Natalie Bennet of the Green Party (while Paterson was still convalescing): It's an insult to flood victims that we have an Environment Secretary (Owen Paterson) who is a denier of the reality of climate change and we also can't have anyone in the cabinet who is denying the realities that we're facing with climate change."

Joss Garman of Greenpeace: “David Cameron went from promising the “greenest government ever” to appointing a climate change denier, Owen Paterson, as environment secretary.”

Seumas Milne in the Guardian: paradoxically, Paterson is in fact a climate change denier in what was supposed to be "the greenest government ever"

Or what about that other environmentalist bogey man, Matt Ridley:

Here are his views from 2011:

I fully accept that carbon dioxide is a greenhouse gas, the climate has been warming and that man is very likely to be at least partly responsible.

Or from 2013:

Every time I argue for a lukewarm “third way” — that climate change is real but slow, partly man-made but also susceptible to natural factors, and might be dangerous but more likely will not be — I am attacked from both sides.
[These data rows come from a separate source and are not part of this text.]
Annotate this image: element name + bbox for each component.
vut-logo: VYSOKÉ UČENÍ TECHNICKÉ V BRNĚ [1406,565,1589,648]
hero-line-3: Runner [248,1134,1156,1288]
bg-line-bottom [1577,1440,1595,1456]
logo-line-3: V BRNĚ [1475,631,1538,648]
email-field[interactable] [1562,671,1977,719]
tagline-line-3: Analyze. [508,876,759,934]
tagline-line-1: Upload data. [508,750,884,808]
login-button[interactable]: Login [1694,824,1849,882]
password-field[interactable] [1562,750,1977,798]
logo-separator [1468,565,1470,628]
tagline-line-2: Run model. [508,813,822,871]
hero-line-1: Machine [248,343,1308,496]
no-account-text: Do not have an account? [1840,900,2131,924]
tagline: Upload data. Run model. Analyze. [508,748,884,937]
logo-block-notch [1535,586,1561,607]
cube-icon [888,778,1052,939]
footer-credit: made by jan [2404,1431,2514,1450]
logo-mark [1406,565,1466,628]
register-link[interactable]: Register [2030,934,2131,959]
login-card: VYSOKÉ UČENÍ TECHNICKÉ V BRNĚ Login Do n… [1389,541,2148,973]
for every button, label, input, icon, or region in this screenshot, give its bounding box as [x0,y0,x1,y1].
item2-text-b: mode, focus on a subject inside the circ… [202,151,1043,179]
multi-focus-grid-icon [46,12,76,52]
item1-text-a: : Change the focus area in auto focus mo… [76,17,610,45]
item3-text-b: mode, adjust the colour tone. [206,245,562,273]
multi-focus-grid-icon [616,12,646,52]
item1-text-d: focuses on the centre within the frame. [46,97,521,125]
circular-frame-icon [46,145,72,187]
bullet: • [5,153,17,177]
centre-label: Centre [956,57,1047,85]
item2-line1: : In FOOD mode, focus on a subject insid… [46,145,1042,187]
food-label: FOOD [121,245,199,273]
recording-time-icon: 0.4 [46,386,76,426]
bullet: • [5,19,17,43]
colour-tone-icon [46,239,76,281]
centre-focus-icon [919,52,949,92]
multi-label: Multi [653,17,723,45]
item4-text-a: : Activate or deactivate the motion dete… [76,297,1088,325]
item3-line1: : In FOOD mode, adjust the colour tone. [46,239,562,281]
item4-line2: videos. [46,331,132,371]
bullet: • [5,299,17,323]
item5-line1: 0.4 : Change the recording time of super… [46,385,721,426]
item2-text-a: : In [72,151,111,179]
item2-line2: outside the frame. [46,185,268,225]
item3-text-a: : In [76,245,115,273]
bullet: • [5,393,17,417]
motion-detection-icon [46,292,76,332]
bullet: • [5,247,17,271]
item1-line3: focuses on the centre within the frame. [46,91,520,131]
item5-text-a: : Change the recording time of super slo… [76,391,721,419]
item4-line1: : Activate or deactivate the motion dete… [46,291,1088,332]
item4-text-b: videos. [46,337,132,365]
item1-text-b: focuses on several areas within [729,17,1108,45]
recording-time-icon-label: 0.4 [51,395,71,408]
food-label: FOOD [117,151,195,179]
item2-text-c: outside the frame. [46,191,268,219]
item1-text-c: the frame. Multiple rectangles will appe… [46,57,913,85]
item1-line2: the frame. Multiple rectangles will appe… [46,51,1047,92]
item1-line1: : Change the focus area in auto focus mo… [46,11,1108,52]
So if the public think that prominent sceptics are deniers rather than lukewarmers, we know who is responsible.

Update on Mar 7, 2014 by Registered CommenterBishop Hill

I've been sent this quote of Owen Paterson on the news last night:

Q: Have you changed your views on climate change?

A: Of course the climate is changing. There is a human element. What’s important for me and for Defra is to adapt and to make sure that we do have good coastal defences. And I’m very proud that although it was terrible for those who were flooded, families, lives and businesses, don’t forget that 1.4m properties were protected.